On the robustness and generalization of deep learning approaches for image classification and reconstruction

As deep learning models begin to be deployed in real-world applications, characterizing their vulnerabilities, and improving their robustness is critical to ensure reliable performance. This thesis deals with a few aspects of robustness and generalizability of deep learning models for image classification and reconstruction.
We first address the problem of robustness and invariance of neural networks to spatial transformations that can be represented as group actions. We propose a simple strategy to achieve provable invariance with respect to group actions by choosing a unique element from the orbit of transformation group. Such a simple orbit mapping can be used with any standard network architecture and still achieve desired invariance. We investigate the robustness with respect to image rotations, provable orientation and scaling invariance of 3D point cloud classification. We demonstrate the advantages of our method in comparison with different approaches which incorporate invariance via training or architecture in terms of robustness and computational efficiency.

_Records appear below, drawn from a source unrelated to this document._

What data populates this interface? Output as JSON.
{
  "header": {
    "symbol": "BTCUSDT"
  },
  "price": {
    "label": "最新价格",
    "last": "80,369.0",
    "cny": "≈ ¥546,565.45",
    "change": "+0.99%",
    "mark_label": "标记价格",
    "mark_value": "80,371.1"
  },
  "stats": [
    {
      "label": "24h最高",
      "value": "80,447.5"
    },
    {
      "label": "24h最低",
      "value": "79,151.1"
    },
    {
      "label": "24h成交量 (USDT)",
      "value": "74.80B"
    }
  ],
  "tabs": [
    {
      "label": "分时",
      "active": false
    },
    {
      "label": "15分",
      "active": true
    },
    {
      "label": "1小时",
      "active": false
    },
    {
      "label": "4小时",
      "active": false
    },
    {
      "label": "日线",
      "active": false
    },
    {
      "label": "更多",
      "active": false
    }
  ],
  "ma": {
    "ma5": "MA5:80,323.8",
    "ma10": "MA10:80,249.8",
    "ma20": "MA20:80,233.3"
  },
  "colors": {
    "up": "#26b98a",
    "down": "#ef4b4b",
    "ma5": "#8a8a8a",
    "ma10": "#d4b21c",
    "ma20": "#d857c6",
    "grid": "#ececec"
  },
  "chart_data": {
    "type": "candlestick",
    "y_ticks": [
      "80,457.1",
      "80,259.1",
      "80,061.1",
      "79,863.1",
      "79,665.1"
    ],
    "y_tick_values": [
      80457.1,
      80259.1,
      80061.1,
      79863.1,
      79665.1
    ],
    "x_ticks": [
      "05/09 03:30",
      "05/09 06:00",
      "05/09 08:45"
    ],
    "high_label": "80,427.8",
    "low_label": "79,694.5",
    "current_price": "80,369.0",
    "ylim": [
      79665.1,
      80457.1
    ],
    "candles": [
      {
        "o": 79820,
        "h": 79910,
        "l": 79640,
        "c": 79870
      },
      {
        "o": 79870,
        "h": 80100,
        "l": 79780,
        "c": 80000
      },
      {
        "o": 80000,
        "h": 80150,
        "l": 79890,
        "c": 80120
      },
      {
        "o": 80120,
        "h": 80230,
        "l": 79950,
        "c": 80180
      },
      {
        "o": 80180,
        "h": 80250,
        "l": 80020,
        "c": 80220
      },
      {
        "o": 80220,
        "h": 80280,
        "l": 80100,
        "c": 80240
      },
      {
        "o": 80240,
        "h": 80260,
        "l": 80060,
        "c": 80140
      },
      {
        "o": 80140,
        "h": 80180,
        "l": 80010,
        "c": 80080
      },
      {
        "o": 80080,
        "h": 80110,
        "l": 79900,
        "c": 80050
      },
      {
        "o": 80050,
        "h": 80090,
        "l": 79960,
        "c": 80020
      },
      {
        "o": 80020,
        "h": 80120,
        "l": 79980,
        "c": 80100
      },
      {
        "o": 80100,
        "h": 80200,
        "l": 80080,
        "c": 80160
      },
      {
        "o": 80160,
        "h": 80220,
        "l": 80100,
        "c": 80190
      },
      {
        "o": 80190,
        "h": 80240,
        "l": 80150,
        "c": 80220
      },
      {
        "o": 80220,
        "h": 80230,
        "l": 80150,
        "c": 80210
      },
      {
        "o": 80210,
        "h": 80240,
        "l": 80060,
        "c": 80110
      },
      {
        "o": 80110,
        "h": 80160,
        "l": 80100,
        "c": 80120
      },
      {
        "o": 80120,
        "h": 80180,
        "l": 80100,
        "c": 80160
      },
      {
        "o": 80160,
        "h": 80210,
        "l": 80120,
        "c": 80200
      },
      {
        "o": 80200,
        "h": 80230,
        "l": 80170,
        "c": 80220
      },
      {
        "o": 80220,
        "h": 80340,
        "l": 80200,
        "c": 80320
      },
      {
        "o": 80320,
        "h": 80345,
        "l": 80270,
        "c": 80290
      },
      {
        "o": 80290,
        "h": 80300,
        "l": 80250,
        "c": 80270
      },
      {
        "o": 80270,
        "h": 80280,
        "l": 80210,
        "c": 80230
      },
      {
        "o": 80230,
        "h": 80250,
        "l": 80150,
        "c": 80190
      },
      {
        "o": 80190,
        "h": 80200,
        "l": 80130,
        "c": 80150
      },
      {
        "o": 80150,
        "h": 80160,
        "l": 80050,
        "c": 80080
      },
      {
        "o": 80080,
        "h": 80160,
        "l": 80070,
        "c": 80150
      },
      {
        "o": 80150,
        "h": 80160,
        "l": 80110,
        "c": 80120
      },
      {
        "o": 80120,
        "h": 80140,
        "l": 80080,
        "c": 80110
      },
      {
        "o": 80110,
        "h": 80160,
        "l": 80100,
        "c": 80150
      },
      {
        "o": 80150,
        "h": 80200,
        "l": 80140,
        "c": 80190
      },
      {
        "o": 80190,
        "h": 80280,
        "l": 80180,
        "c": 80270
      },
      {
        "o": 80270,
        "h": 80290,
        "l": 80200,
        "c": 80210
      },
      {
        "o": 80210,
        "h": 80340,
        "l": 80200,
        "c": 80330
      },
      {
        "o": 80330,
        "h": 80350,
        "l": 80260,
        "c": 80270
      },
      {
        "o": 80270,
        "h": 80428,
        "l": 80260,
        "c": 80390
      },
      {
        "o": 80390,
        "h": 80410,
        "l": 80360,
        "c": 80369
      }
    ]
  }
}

Next, we investigate the robustness of classical and deep learning approaches to ill-posed image recovery problems, with a focus on image deblurring and computer tomography reconstruction. We demonstrate the susceptibility of reconstruction networks to untargeted, targeted and localized adversarial attacks using norm-constrained additive perturbations and study the transferability of attacks. We find that incorporating the model knowledge can, but does not always result in improved robustness. Further, localized attacks which modify semantic meaning can still maintain a high consistency with the original measurement, which could be used to deal with the ill-posedness of image recovery.
While deep neural networks are successful in many image recovery tasks, these networks are typically trained for specific forward measurement processes, and therefore do not typically generalize to even small changes in the forward model. To deal with this, we explore the use of generative model priors for flexible image reconstruction tasks. We develop a generative autoencoder for light fields conditioned on the central view, and utilize this model as a prior for light field recovery. We adopt the approach of optimizing in the latent space of the conditional generator to minimize data discrepency with the measurement, and perform simultaneous optimization of both the latent code and the central view when the latter is unavailable. We demonstrate the applicability of this approach for generic light field recovery.
Finally, we demonstrate the use of recently proposed text conditioned image diffusion models for generic image restoration and manipulation. We demonstrate flexible image manipulation by using a simple deterministic forward and reverse processes, with reverse diffusion being conditioned on target text. For consistent image restoration, we modify the reverse diffusion process of text-to-image diffusion model to analytically enforce data consistency of the solution, and explore diverse contents of null-space using text guidance. This results in diverse solutions which are simultaneously consistent with input text and the degraded inputs.